Пальцы у нее были очень длинные, сухие, прозрачные, мытые-мытые. В круглых карих глазах – тоска. Она рассказывала маме, как ее арестовывали. «Надо вам посидеть», – сказал следователь. «Но я же ни в чем не виновата», – удивилась она. «А тут никто ни в чем не виноват», – сказали ей.
Once a month with a hop, hop, hopOff I go to the Barber Shop,
– шептала, подсказывала Клавдия Антоновна. «Я вижу розовую вазу». – «Ты видишь розовую вазу?» – «Нет, я не вижу розовую вазу». Ничему не научила меня Клавдия Антоновна, не сумела.
Тогда призвали старуху Марью Михайловну, автора учебника. Как и все прочие учительницы, она жила в коммуналке на Петроградской.
Все коммуналки на Петроградской похожи: узкая комната с двумя узкими окнами, в простенке шифоньер. Комнату перегораживает книжный шкаф, а то буфет. С одной стороны буфета получается столовая, а с другой спальня. Бедная мебель, потертая клеенка – «вот это стул, на нем сидят, вот это стол, за ним едят».

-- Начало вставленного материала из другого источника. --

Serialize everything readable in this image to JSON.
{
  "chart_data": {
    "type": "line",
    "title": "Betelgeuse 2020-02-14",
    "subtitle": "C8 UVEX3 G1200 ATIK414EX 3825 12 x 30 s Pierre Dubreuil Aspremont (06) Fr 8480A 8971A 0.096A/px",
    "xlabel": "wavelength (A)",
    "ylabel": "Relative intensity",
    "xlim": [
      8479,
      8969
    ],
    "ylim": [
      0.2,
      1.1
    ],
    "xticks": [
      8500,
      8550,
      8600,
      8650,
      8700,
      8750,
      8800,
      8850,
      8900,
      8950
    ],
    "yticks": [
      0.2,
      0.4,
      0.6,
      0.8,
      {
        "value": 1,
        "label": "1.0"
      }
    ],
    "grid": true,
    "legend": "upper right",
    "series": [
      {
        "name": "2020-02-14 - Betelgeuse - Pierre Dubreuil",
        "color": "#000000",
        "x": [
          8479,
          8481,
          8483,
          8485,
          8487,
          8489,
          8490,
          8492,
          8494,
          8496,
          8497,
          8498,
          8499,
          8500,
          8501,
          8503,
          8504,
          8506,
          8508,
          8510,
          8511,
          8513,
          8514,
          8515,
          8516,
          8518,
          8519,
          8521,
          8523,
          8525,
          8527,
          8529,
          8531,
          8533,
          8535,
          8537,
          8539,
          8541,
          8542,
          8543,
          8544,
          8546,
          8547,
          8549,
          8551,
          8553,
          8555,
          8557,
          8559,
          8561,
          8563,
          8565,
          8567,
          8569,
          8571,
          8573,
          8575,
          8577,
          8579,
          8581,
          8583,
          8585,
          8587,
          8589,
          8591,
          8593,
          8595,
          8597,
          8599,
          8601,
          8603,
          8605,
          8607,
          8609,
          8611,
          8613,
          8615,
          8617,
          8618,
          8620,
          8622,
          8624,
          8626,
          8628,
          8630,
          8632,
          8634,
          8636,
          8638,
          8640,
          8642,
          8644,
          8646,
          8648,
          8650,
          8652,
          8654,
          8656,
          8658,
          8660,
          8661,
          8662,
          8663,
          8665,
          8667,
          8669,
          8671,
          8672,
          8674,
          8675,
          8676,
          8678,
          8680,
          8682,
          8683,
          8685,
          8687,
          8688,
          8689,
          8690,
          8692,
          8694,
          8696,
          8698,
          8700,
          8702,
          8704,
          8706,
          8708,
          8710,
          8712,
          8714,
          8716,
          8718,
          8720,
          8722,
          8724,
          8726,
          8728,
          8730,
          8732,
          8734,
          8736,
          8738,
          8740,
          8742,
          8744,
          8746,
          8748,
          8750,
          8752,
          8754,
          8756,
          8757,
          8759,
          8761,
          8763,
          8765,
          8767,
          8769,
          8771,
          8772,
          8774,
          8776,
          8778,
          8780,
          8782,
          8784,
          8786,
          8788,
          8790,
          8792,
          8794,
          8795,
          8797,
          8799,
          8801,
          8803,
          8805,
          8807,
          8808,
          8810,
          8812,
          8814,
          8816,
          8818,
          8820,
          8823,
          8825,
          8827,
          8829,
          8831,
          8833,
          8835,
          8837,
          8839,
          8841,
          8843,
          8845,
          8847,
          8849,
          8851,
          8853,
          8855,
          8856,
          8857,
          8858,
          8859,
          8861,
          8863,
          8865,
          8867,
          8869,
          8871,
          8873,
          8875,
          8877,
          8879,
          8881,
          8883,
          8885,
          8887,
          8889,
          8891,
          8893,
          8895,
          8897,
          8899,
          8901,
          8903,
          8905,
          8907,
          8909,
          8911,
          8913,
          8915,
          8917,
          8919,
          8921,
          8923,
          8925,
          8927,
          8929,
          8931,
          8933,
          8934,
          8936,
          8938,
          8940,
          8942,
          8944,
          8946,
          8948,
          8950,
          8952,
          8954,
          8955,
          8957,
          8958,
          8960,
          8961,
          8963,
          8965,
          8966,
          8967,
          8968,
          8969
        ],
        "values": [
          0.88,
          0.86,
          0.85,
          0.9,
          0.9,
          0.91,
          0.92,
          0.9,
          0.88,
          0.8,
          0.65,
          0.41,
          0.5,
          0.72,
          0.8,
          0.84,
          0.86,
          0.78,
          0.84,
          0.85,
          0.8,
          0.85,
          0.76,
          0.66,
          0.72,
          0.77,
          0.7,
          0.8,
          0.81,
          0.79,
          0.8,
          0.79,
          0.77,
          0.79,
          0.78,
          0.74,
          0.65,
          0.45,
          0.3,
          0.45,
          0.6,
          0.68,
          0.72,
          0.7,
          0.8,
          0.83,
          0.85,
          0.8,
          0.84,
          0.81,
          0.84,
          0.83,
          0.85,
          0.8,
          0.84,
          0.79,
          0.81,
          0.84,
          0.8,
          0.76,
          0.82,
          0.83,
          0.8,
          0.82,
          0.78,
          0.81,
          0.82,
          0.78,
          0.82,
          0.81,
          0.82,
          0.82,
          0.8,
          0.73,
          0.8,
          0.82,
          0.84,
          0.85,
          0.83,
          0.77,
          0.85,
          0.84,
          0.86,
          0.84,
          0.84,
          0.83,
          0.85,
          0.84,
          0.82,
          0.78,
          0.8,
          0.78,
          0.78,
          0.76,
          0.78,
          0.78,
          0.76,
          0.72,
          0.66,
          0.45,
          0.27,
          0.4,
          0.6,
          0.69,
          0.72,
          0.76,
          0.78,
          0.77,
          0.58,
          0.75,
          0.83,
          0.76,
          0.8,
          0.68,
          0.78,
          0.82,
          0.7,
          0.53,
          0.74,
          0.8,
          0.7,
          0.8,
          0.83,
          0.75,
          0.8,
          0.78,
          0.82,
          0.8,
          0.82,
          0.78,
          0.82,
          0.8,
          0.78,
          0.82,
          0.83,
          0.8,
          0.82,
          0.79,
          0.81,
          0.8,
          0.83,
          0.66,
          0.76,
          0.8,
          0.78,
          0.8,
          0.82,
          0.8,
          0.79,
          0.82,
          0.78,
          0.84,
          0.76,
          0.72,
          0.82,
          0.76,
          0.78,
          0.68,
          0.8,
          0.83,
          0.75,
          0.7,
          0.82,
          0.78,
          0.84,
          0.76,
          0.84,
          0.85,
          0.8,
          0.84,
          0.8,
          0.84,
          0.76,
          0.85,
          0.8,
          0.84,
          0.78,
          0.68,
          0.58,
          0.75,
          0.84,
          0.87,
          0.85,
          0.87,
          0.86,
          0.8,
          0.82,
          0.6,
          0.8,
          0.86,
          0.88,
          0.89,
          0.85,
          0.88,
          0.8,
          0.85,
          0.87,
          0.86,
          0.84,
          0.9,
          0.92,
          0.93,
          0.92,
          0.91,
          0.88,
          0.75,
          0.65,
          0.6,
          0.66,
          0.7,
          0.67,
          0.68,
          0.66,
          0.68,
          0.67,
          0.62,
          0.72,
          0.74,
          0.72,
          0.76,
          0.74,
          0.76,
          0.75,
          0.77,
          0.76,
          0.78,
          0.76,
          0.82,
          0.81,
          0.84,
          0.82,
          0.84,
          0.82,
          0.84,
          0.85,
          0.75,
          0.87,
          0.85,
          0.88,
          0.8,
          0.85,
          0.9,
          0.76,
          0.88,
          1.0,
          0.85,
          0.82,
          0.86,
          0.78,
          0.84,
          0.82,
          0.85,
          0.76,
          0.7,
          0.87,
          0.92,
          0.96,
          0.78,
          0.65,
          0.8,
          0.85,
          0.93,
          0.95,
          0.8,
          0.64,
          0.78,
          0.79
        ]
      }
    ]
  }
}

Но у Марьи Михайловны были целых три узких длинных комнаты, и сама она давала уроки в центральном отсеке, а в боковых пеналах таились три ее старых, больных дочери. Не знаю, какие болезни съедали дочерей, но иногда во время урока слышалось шуршание и медленное шаркание как бы ватной ноги. Это неспешно, как минутная стрелка, держась за стенку, ползла в уборную какая-нибудь дочь. Марья Михайловна делала вид, что никто никуда не ползет, я тоже отводила глаза, притворялась, что ничего не замечаю. Дочь скрывалась, пахло кислым; через какое-то время начинался обратный ход, а навстречу первой дочери, хватаясь за шифоньер и буфет, уже подтягивалась вторая.